The observation of gravitational waves in the early universe, a place called the cosmic microwave background, seems to have been an error. This represented the first direct evidence for gravitational waves in the B-mode polarization of the quantum fluctuations of the CMB
. The oval view of the whole sky represents the plane of the Milky Way, which is our galaxy and spans across the center. The microwave fluctuations represent +/- 0.03% of the 2.7 degree Kelvin temperature in the very early universe right after hydrogen was born.
They have selected a region of the sky and looked at the polarization of these microwave fluctuations very carefully (see Carroll's blog
). These B-mode polarization waves shown below represent just 100 ppb of the 2.7 K CMB temperature, and can only be due to gravity waves and not to charge waves. The really amazing thing about this gravity wave polarization is not so much that it exists, it is that a gravity wave was this strong in the first place.

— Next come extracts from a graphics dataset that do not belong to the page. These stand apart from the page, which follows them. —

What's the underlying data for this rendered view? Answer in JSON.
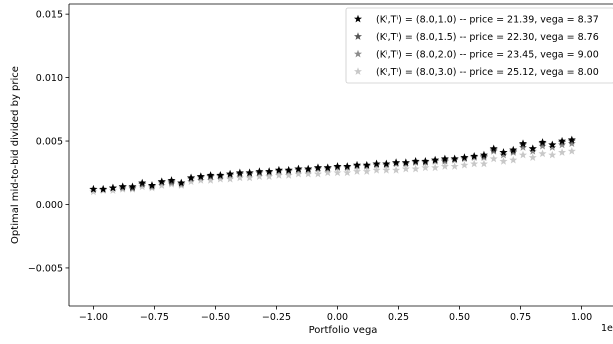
{
  "chart_data": {
    "type": "scatter",
    "marker": "star",
    "xlabel": "Portfolio vega",
    "ylabel": "Optimal mid-to-bid divided by price",
    "x_offset_text": "1e",
    "xlim": [
      -1.1,
      1.1
    ],
    "ylim": [
      -0.008,
      0.0158
    ],
    "xticks": [
      -1.0,
      -0.75,
      -0.5,
      -0.25,
      0.0,
      0.25,
      0.5,
      0.75,
      1.0
    ],
    "xtick_labels": [
      "−1.00",
      "−0.75",
      "−0.50",
      "−0.25",
      "0.00",
      "0.25",
      "0.50",
      "0.75",
      "1.00"
    ],
    "yticks": [
      -0.005,
      0.0,
      0.005,
      0.01,
      0.015
    ],
    "ytick_labels": [
      "−0.005",
      "0.000",
      "0.005",
      "0.010",
      "0.015"
    ],
    "grid": false,
    "legend_position": "top-right",
    "x": [
      -1.0,
      -0.96,
      -0.92,
      -0.88,
      -0.84,
      -0.8,
      -0.76,
      -0.72,
      -0.68,
      -0.64,
      -0.6,
      -0.56,
      -0.52,
      -0.48,
      -0.44,
      -0.4,
      -0.36,
      -0.32,
      -0.28,
      -0.24,
      -0.2,
      -0.16,
      -0.12,
      -0.08,
      -0.04,
      0.0,
      0.04,
      0.08,
      0.12,
      0.16,
      0.2,
      0.24,
      0.28,
      0.32,
      0.36,
      0.4,
      0.44,
      0.48,
      0.52,
      0.56,
      0.6,
      0.64,
      0.68,
      0.72,
      0.76,
      0.8,
      0.84,
      0.88,
      0.92,
      0.96
    ],
    "series": [
      {
        "name": "(Kⁱ,Tⁱ) = (8.0,1.0) -- price = 21.39, vega = 8.37",
        "color": "#000000",
        "values": [
          0.0012,
          0.0012,
          0.0013,
          0.0014,
          0.0014,
          0.0017,
          0.0015,
          0.0018,
          0.0019,
          0.0017,
          0.0021,
          0.0022,
          0.0023,
          0.0023,
          0.0024,
          0.0025,
          0.0025,
          0.0026,
          0.0026,
          0.0027,
          0.0027,
          0.0028,
          0.0028,
          0.0029,
          0.0029,
          0.003,
          0.003,
          0.0031,
          0.0031,
          0.0032,
          0.0032,
          0.0033,
          0.0033,
          0.0034,
          0.0034,
          0.0035,
          0.0036,
          0.0036,
          0.0037,
          0.0038,
          0.0039,
          0.0044,
          0.0041,
          0.0043,
          0.0048,
          0.0044,
          0.0049,
          0.0047,
          0.005,
          0.0051
        ]
      },
      {
        "name": "(Kⁱ,Tⁱ) = (8.0,1.5) -- price = 22.30, vega = 8.76",
        "color": "#555555",
        "values": [
          0.0012,
          0.0012,
          0.0013,
          0.0014,
          0.0013,
          0.0016,
          0.0015,
          0.0018,
          0.0018,
          0.0017,
          0.0021,
          0.0022,
          0.0022,
          0.0023,
          0.0024,
          0.0024,
          0.0025,
          0.0025,
          0.0026,
          0.0027,
          0.0027,
          0.0028,
          0.0028,
          0.0029,
          0.0029,
          0.003,
          0.003,
          0.0031,
          0.0031,
          0.0032,
          0.0032,
          0.0033,
          0.0033,
          0.0034,
          0.0034,
          0.0035,
          0.0035,
          0.0036,
          0.0037,
          0.0038,
          0.0038,
          0.0043,
          0.0041,
          0.0042,
          0.0047,
          0.0044,
          0.0048,
          0.0047,
          0.0049,
          0.005
        ]
      },
      {
        "name": "(Kⁱ,Tⁱ) = (8.0,2.0) -- price = 23.45, vega = 9.00",
        "color": "#8c8c8c",
        "values": [
          0.0012,
          0.0012,
          0.0013,
          0.0013,
          0.0013,
          0.0016,
          0.0014,
          0.0017,
          0.0017,
          0.0016,
          0.002,
          0.0021,
          0.0022,
          0.0022,
          0.0023,
          0.0024,
          0.0024,
          0.0025,
          0.0025,
          0.0026,
          0.0026,
          0.0027,
          0.0027,
          0.0028,
          0.0028,
          0.0029,
          0.0029,
          0.003,
          0.003,
          0.0031,
          0.0031,
          0.0032,
          0.0032,
          0.0033,
          0.0033,
          0.0034,
          0.0034,
          0.0035,
          0.0036,
          0.0037,
          0.0037,
          0.0042,
          0.0039,
          0.0041,
          0.0045,
          0.0042,
          0.0046,
          0.0045,
          0.0047,
          0.0048
        ]
      },
      {
        "name": "(Kⁱ,Tⁱ) = (8.0,3.0) -- price = 25.12, vega = 8.00",
        "color": "#c8c8c8",
        "values": [
          0.001,
          0.0011,
          0.0011,
          0.0012,
          0.0012,
          0.0014,
          0.0013,
          0.0015,
          0.0016,
          0.0015,
          0.0018,
          0.0019,
          0.0019,
          0.002,
          0.002,
          0.0021,
          0.0021,
          0.0022,
          0.0022,
          0.0023,
          0.0023,
          0.0024,
          0.0024,
          0.0024,
          0.0025,
          0.0025,
          0.0025,
          0.0026,
          0.0026,
          0.0027,
          0.0027,
          0.0027,
          0.0028,
          0.0028,
          0.0029,
          0.0029,
          0.003,
          0.003,
          0.0031,
          0.0032,
          0.0032,
          0.0036,
          0.0034,
          0.0035,
          0.0039,
          0.0037,
          0.004,
          0.0039,
          0.0041,
          0.0042
        ]
      }
    ]
  }
}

Gravity force is 1 part in 1e39th power of charge force in our neck of the woods, which is really, really small and makes gravity waves very, very difficult to observe in our galaxy or even in our nearby galaxies. However, the gravity wave in the CMB is just 0.2 or 1 part in five of the charge wave E-mode polarization that is due largely to charge force. So now science gets to explain why gravity force was only a factor of five different from charge force in the early universe, but hugely different now gravity force is only one part of ten to the 39th power that of charge force...this is very cool...
Oops...now they want to take their gravity waves back.
Big Bang blunder bursts the multiverse bubble
Premature hype over gravitational waves highlights gaping holes in models for the origins and evolution of the Universe, argues Paul Steinhardt.
03 June 2014
Oh dear, easy come, easy go...